I make no apologies for once again bringing the wonders of the Hadza to your attention. Last time it was via a great piece by Mike Carter in the Financial Times. This time it’s with reference to Christa d’Souza, whose wonderful article in November’s Vanity Fair takes us to the heart of what it is to be Hadza.
If this is the first time you’ve heard of the Hadza, then some background. Based in northern Tanzania, in the Yaeda Valley, the Hadza are Africa’s remaining hunter-gathers. The last in a line some 100,000 years old, there are 1,300 Hadza left, of which around 400 continue to live traditionally.

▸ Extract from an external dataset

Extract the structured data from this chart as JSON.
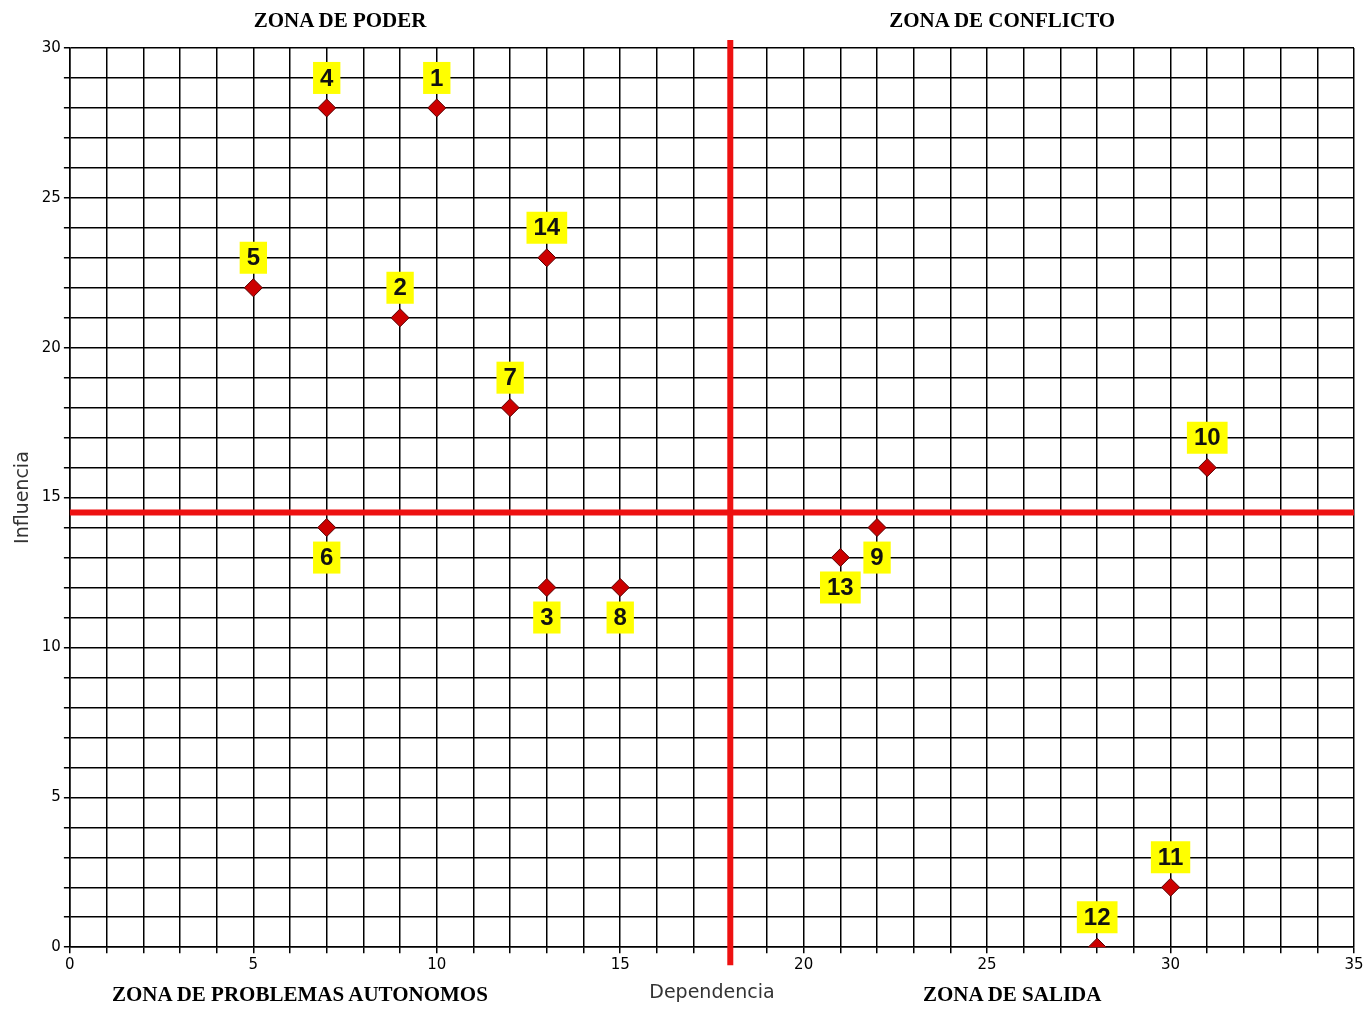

As Christa rightly says, their plight is the result of the gradual erosion of the land they live off – that and the rampant poaching of the wildlife they are entitled to hunt.
As with Mike Carter, Journeys by Design was responsible for organising Christa’s trip, but everything she writes so beautifully about comes down to the access provided by Mike Peterson of Dorobo Safaris, and to the Hadza themselves, whose way of life mean that they are largely easily able to absorb the outside world’s interest.
I won’t say much more with regards to Christa’s piece, except this to say that in and among introducing us to members of the community, the way and ease with which the Hadza socialise, and to the art of finding honey, what I do want to highlight is her constant and perceptive referencing of a philosophy that the majority of us – myself included – know in principle, but hardly practice: that is, the importance of living in the present.
More than a rare living example of what we all were before the advent of agriculture, there is something specific and deeply true about the Hadza. There is no concept of individual ownership. They share everything. Each and every one is equal. Each moment is attended to. Knowing that this is so, that the Hadza and their ways actually exist, is more than important. It’s a lesson for all life.